J'vais t'montrer qui c'est qui porte la culotte à la maison !

Chris Mitchum est... McGyver !


Chris Mitchum est... Rambo !

Ce qui aurait pu n’être qu’un nanar très moyen et potentiellement ennuyeux peut s’avérer une excellente surprise pour le spectateur bien disposé. Ersatz mal foutu de « FX », réduit désormais à un succédané de mode oubliée, « SFX Retaliator » est un bel exemple de série B philippine incompétente. Le fait de disposer apparemment d’un budget un peu plus important qu’un film comme « Laser Force » n’empêche en rien le film de sombrer pavillon bas. Une action plutôt dense, assez peu de temps morts, le non-jeu absolu de Christopher Mitchum, une Linda Blair à gros seins et à chemisiers criards qui se demande ce qu’elle fait là, un Gordon Mitchell qui surjoue un peu pour compenser la prestation de Mitchum Jr, une Christine Landson (Kate) presque aussi amorphe que son mari... Y’a vraiment tout ce qu’il faut : en tout cas, ce film est fortement recommandé à tous les fans de Christopher Mitchum, qui voudraient admirer leur idole en pleine non-action.

- Isatis -
Moyenne : 2.42 / 5
Isatis
NOTE
3/ 5
Nikita
NOTE
2/ 5
Jack Tillman
NOTE
2.25/ 5

Cote de rareté - 4/ Exotique

Barème de notation

Bizarre autant qu’étrange. Alors que le marché de la VHS française accueillait tant de produits philippins frelatés, ce film ne semble pas être sorti chez nous. Il a cependant été distribué dans plusieurs pays européens. Un DVD zone 1 existe chez "Digiview Entertainment" mais il est tellement rare qu'on l'a vu proposé à 299,95 $ sur Amazon !


Jaquette néerlandaise.

Jaquette espagnole.


Attention aux faux amis :

Si vous tombez sur cette VHS française : il s'agit d'un autre film, « Prototype », un film de SF archi-mou à fuir séance tenante !

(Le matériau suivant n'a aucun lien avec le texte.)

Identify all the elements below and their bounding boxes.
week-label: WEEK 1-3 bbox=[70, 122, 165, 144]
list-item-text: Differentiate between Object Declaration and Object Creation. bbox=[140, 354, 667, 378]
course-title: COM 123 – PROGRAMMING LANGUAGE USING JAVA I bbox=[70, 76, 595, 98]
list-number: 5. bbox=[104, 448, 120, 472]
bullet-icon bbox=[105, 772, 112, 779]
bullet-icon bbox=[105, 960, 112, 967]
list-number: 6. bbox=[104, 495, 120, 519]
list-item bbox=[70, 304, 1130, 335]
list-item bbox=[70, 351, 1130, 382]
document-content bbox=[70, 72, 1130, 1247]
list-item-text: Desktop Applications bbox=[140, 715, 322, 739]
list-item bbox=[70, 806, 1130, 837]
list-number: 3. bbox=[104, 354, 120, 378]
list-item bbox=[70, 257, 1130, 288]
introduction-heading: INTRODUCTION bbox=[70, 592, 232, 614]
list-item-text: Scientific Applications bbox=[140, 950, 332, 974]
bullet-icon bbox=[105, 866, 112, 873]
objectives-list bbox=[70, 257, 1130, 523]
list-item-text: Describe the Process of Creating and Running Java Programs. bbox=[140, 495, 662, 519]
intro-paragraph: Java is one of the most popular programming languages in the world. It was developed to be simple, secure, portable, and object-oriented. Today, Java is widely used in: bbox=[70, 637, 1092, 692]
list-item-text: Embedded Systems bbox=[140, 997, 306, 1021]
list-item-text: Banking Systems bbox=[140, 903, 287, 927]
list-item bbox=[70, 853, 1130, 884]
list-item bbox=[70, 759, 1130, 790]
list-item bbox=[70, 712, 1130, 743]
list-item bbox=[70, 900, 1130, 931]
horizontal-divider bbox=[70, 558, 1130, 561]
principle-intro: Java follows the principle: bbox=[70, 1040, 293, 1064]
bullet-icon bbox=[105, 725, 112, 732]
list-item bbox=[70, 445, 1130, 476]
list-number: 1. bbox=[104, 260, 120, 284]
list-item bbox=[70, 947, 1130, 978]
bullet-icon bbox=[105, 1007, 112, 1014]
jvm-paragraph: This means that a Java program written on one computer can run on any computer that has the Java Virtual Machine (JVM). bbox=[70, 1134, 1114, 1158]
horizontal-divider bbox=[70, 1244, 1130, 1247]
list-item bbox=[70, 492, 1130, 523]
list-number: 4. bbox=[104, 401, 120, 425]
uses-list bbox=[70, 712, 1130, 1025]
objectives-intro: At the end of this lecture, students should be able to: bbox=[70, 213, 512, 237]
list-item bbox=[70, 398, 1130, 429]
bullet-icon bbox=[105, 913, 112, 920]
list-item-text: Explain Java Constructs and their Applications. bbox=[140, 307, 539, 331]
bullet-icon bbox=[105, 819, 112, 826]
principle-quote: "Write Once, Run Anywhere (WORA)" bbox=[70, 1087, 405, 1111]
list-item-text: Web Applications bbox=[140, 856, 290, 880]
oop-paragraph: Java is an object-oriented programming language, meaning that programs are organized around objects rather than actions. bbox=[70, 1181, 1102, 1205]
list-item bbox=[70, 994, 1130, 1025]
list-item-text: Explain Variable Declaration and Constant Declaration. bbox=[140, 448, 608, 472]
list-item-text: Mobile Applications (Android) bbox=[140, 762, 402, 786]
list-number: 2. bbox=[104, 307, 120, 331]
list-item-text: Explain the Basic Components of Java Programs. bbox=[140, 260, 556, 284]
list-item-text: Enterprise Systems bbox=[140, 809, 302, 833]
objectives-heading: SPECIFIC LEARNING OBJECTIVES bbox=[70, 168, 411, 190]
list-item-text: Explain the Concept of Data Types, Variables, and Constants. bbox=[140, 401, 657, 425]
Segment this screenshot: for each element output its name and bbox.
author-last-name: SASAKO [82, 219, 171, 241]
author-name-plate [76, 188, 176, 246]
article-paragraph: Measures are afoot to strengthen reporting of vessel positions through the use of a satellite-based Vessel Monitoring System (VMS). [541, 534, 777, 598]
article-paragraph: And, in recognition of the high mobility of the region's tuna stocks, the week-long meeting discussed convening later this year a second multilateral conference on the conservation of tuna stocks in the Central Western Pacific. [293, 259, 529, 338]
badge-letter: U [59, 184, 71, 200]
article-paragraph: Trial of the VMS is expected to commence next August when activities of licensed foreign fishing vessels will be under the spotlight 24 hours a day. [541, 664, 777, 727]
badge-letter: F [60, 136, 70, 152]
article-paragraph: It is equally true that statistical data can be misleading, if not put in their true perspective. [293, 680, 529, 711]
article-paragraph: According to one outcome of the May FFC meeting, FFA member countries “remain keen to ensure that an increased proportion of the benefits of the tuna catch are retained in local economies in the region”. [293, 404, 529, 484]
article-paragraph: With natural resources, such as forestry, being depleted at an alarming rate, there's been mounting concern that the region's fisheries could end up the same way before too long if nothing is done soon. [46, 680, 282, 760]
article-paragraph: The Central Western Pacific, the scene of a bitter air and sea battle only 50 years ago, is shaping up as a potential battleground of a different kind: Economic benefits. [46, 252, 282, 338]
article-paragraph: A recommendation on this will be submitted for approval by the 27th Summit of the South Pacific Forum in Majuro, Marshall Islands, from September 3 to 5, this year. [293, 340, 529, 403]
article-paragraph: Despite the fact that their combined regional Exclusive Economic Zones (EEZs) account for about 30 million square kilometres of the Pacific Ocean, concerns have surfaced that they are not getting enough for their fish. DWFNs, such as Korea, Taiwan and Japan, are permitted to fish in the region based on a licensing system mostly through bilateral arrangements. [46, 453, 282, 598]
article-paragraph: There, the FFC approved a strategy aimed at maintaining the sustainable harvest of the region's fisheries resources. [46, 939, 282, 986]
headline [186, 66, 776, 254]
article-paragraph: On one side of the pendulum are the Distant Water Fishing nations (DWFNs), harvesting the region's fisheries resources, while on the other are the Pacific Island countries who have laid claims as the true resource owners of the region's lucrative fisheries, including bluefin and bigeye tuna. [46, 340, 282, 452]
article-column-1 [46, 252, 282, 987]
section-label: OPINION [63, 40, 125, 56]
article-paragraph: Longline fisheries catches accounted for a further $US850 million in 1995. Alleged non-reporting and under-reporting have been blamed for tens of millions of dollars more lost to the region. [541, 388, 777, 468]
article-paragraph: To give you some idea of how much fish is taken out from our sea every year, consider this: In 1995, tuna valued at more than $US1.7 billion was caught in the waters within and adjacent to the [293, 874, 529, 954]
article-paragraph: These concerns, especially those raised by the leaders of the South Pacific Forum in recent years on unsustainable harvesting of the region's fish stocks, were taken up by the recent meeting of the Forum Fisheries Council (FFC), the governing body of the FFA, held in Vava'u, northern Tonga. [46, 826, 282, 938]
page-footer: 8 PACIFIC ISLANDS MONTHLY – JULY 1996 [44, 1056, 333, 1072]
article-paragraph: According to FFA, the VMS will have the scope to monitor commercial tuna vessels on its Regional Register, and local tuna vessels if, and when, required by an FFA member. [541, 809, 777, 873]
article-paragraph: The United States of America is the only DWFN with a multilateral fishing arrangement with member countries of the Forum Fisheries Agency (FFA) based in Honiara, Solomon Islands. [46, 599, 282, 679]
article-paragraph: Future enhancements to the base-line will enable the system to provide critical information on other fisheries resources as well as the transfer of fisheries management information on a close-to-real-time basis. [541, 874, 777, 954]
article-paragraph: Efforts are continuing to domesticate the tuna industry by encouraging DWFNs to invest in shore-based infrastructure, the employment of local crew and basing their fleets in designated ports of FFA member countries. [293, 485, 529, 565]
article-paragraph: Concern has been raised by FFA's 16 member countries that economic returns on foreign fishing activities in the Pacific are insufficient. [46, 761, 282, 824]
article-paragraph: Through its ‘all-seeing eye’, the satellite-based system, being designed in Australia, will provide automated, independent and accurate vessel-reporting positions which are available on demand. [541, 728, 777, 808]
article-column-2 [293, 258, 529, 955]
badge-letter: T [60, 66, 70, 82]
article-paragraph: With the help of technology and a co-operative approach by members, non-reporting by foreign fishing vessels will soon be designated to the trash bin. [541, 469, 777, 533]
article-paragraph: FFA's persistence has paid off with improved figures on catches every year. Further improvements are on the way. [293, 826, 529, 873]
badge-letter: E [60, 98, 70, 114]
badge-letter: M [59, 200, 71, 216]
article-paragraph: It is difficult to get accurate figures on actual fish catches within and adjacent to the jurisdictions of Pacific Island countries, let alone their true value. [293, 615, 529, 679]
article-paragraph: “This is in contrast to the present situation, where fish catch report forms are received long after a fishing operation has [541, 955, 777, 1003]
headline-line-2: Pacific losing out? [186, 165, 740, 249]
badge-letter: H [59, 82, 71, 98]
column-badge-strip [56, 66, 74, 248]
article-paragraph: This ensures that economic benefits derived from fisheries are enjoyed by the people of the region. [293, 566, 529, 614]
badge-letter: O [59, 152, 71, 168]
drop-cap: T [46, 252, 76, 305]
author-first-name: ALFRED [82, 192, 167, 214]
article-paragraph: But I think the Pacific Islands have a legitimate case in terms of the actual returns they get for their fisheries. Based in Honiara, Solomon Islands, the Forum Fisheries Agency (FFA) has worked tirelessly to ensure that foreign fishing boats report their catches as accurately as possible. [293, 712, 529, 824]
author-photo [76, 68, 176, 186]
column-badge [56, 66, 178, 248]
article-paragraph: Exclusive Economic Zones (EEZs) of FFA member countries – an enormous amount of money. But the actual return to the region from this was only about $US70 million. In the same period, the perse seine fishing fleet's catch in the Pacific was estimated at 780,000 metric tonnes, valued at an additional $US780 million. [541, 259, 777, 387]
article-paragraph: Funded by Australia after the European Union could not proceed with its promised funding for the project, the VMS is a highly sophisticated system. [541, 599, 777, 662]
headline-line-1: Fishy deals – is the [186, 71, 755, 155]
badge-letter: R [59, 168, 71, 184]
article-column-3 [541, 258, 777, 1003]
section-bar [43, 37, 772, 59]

Sur cette VHS néerlandaise aussi, on retrouve un titre trompeur. Mais là, c'est un peu plus normal, puisqu'il s'agit de « Programmé pour tuer » connu aussi sous le nom de « Retaliator », film d'action assez ennuyeux malgré son beau casting.


Quant à celui-là, malgré sa jaquette trompeuse, il s'agit de « Rendez-vous avec le déshonneur », un honorable film italien des années 70 avec Klaus Kinski et Adolfo Celi.